Orienting reactants using van der Waals precursors: OCO ⋅ HBr+hν → {OCO ← H}+Br → CO+OH+Br

Abstract

We report the results of an experimental study in which the reaction of atomic hydrogen with carbon dioxide is examined under conditions wherein the reagents are highly oriented relative to one another. Orientation is achieved using nozzle expansions to prepare a precursor of the form CO2 ⋅ HBr, which is best described as a weakly bound van der Waals or hydrogen bonded complex. The weak bond insures that the CO2 and HBr moieties are separable insofar as electronic excitations and HBr dissociation are concerned.
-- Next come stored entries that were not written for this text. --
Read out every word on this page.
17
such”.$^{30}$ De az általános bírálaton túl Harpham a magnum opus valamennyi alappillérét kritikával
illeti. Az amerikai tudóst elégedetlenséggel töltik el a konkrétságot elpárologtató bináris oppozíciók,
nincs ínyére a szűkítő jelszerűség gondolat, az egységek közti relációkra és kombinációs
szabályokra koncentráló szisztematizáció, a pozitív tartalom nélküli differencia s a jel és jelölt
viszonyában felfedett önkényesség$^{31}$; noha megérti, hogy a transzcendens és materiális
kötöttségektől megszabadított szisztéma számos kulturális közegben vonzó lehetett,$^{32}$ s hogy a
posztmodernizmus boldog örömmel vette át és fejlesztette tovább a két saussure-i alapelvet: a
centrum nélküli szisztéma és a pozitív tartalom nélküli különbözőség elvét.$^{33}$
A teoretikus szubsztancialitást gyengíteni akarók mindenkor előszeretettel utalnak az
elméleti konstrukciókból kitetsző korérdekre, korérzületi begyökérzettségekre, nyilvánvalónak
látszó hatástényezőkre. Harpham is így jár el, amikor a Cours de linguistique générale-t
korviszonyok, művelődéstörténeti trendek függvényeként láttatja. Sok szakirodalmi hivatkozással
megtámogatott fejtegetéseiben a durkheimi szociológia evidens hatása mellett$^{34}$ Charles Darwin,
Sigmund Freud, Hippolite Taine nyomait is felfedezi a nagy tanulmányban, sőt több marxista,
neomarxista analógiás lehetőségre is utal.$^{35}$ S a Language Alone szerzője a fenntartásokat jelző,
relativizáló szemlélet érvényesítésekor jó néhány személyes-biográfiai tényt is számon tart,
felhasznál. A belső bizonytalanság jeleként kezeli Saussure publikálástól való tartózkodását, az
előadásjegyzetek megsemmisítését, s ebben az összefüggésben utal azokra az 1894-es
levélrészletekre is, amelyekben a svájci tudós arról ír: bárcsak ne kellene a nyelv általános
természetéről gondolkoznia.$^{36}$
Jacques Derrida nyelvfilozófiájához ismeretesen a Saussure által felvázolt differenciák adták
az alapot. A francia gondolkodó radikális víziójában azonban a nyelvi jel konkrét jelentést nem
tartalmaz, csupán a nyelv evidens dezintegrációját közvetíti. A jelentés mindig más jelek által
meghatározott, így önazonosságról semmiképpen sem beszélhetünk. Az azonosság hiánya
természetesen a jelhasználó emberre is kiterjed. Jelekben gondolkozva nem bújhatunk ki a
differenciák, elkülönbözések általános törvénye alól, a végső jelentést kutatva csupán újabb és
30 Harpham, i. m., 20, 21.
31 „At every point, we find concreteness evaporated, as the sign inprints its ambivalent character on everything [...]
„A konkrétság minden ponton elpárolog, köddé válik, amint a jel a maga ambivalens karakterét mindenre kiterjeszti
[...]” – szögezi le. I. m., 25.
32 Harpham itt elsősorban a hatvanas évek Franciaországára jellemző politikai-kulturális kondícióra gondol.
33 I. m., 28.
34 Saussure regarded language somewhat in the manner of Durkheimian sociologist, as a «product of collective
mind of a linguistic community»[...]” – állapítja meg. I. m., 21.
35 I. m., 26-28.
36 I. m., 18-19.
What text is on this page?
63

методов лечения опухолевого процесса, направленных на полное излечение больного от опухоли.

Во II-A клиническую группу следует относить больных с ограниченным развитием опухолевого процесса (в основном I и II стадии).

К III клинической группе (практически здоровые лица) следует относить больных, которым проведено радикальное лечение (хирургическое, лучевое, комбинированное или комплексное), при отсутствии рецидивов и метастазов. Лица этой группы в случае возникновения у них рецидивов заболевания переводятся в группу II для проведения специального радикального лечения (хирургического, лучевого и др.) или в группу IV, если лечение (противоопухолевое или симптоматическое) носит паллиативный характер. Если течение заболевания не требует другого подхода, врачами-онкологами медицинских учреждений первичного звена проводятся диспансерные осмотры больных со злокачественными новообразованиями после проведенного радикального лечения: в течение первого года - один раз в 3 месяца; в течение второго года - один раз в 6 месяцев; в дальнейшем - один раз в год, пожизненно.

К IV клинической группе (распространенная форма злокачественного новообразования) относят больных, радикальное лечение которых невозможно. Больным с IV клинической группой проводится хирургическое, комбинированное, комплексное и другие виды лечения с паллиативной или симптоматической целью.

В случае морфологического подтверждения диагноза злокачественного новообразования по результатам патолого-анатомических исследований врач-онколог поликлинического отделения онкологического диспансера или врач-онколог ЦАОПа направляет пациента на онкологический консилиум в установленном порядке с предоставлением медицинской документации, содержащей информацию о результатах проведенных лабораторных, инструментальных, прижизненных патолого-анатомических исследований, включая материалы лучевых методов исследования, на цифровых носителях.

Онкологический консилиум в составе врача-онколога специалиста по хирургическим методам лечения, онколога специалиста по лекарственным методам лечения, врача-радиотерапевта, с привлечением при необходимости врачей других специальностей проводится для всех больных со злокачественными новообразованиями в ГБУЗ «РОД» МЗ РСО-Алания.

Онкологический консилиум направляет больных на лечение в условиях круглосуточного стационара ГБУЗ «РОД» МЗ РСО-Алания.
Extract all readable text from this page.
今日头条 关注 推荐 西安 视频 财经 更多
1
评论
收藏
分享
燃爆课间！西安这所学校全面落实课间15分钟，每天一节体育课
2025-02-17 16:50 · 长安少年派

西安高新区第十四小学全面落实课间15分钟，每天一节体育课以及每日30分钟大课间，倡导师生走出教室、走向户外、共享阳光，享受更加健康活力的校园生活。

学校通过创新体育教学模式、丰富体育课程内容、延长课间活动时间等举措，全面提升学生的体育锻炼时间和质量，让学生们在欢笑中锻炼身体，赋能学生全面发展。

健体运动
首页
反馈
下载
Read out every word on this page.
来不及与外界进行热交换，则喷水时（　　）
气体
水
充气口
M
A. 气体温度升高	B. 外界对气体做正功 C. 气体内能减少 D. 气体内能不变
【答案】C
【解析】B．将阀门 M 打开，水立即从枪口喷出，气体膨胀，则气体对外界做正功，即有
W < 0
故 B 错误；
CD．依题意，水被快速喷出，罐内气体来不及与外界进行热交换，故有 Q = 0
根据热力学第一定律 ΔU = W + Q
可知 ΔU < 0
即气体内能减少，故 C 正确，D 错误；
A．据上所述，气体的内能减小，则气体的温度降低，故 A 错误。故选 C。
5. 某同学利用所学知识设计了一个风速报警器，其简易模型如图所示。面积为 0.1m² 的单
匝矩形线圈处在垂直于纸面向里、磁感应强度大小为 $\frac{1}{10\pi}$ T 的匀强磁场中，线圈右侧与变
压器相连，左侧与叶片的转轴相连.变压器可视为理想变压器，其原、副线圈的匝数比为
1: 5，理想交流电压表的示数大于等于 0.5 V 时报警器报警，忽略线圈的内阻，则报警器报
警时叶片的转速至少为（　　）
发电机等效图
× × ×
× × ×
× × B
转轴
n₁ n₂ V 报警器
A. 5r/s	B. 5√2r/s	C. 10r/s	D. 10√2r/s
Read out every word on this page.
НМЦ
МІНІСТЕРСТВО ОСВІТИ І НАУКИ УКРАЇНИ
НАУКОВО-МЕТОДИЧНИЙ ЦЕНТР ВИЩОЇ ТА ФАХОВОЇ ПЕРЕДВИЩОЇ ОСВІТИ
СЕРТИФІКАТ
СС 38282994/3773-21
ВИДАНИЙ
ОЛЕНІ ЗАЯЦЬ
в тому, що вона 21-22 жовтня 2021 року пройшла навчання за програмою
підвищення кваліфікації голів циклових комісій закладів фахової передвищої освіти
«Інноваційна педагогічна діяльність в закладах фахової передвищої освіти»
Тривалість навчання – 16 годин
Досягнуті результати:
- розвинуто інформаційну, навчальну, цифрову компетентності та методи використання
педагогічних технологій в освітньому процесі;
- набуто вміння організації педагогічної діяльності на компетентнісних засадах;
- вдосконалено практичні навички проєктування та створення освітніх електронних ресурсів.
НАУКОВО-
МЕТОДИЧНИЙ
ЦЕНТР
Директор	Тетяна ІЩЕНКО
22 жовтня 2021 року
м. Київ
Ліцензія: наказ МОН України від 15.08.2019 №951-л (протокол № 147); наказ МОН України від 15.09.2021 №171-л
Translationally hot H atoms are produced by the 193 nm photolysis of the HBr constituent of the nearly linear CO2 ⋅ HBr complex. Dissociation is direct, and the initial H-atom velocity is directed primarily along the HBr axis. Because the HBr is complexed with the CO2, the initial conditions for the ensuing reaction are quite restricted relative to cases in which there is no selective orientation, i.e., bulk or molecular beam conditions. OH(X2Π) is detected under experimental conditions which minimize effects due to uncomplexed bimolecular processes and/or contributions from higher clusters, and vibration, rotation, spin-orbit, and Λ-doublet populations are determined. The OH(X 2Π) deriving from the complexed reaction appears instantly on the time scale of the measurement, in contrast to the clear rise time observed under bulk conditions, and the rotational population distributions differ measurably from those obtained under bulk conditions. This difference can be due to the short lifetime of the HOCO intermediate, and/or interactions of the OH fragment with the nearby Br atom from the CO2 ⋅ HBr complex.